Comment

Karsh: 'The War Against the Jews'

97
SanFranciscoZionist8/21/2012 10:10:48 pm PDT

re: #92 Destro

I did not morph a thing. That was my first statement at the start. Daniel Pipes points to the Damascus incident where the French consul imported the blood libel into Syria. Then we have European colonial rule of the middle east and imported culture then we have Nazi Germany influencing the Arabs.

Sure. You have influences in the 19th and 20th centuries, although I am frankly startled to see you referencing any Nazi influence on the Arabs. Isn’t that what Pam Geller says?

The problem is that violence and discrimination against Jews in the region predates that by, oh, quite a bit.
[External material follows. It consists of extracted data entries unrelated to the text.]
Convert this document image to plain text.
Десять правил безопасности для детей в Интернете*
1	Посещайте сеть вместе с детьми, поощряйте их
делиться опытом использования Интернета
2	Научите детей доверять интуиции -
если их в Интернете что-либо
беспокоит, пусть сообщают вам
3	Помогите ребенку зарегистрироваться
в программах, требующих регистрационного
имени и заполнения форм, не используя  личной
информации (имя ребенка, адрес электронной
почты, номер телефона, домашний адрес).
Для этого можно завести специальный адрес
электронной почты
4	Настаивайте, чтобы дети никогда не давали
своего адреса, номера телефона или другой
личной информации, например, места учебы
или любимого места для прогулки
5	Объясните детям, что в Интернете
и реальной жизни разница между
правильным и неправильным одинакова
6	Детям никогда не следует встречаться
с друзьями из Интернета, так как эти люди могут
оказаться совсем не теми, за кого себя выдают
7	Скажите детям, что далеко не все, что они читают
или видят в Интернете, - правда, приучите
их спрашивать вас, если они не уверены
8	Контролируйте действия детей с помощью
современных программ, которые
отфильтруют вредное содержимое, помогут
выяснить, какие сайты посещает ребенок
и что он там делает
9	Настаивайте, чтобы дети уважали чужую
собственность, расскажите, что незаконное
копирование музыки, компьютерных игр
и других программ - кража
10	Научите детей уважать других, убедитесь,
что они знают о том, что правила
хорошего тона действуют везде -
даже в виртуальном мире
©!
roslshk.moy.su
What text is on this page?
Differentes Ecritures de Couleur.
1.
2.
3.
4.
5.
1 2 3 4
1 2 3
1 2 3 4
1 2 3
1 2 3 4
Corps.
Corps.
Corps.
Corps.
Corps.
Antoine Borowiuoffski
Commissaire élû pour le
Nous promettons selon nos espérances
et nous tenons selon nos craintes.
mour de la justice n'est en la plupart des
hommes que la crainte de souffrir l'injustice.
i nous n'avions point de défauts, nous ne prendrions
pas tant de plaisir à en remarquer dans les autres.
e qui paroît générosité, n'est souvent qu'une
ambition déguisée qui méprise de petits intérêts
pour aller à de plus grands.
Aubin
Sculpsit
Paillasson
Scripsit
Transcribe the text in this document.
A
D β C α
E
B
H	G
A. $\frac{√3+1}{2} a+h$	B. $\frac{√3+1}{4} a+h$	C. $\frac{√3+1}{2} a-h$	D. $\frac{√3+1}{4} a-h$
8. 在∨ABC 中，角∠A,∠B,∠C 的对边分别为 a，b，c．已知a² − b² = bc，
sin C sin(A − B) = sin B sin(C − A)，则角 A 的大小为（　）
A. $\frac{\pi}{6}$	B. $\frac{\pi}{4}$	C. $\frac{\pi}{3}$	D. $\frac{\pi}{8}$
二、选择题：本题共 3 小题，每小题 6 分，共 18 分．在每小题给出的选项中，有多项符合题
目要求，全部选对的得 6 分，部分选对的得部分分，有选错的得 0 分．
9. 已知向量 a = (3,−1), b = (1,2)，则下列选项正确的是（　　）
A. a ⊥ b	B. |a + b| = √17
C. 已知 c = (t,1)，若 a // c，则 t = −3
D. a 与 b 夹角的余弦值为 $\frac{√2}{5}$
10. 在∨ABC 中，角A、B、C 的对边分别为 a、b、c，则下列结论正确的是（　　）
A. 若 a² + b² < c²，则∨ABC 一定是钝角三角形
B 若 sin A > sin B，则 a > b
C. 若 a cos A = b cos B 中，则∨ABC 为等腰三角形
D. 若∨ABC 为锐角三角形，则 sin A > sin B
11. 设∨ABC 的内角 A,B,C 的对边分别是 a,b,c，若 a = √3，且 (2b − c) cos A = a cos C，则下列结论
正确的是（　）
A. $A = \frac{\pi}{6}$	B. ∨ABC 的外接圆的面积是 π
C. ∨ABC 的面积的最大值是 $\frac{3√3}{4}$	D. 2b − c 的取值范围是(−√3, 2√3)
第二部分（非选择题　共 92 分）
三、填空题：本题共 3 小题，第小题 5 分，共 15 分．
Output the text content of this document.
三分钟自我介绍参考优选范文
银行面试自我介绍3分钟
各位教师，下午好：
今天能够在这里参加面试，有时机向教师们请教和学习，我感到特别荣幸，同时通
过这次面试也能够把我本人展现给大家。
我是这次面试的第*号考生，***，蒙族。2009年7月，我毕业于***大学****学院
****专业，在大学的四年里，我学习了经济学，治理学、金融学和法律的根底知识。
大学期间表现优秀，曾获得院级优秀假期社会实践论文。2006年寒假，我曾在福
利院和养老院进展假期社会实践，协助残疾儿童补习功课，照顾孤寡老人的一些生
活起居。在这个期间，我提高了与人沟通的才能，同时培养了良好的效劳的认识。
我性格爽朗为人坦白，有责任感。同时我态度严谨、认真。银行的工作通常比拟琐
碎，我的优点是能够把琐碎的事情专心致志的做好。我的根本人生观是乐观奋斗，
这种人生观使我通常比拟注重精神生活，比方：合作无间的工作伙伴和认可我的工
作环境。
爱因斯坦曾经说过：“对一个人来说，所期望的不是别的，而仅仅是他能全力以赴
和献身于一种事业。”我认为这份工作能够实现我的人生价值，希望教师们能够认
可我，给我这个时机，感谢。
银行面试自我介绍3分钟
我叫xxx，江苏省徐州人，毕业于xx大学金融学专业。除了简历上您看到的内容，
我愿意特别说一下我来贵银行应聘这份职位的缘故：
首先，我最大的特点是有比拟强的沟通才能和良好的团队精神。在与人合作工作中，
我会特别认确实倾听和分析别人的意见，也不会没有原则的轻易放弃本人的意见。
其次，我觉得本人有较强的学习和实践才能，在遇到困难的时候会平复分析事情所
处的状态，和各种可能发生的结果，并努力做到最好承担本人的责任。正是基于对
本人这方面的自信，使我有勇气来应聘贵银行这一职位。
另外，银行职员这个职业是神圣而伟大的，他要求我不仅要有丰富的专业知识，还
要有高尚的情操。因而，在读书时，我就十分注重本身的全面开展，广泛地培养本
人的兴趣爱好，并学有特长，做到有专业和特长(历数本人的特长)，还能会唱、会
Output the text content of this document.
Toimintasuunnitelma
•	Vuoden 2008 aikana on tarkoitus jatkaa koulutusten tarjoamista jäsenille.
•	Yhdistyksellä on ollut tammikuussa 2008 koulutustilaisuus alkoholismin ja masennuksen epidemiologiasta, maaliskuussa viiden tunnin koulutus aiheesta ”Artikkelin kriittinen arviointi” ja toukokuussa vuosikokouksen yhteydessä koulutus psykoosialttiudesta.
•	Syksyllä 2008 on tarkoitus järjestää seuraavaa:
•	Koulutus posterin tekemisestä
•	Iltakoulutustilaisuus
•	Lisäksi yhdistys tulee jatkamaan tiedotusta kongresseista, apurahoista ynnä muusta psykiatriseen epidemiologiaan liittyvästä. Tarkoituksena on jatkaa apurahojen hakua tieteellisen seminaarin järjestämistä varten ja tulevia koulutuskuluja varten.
BTW, Bernard Lewis does not quite seem to share your belief that because anti-Semitism is a European word, it can only describe European things.

Particularly instructive in this respect is an ancient Anti-Semitic poem of Abu Ishaq, written in Granada in 1066. This poem, which is said to be instrumental in provoking the anti-Jewish outbreak of that year, contains these specific lines: “Do not consider it a breach of faith to kill them, the breach of faith would be to let them carry on. They have violated our covenant with them, so how can you be held guilty against the violator? - How can they have any pact when we are obscure and they are prominent? - Now we are humble, beside them, as if we were wrong and they were right!”

That was, of course, the year of the Granada massacre. Yosef ha-Nagid set that one off, of course, by being appointed to too high a public office. You can see Ibn Naghrela two ways, I suppose—a poster child for the tolerance of Muslim Spain, and also a poster child for what happened when a Jew got too uppity and people got upset.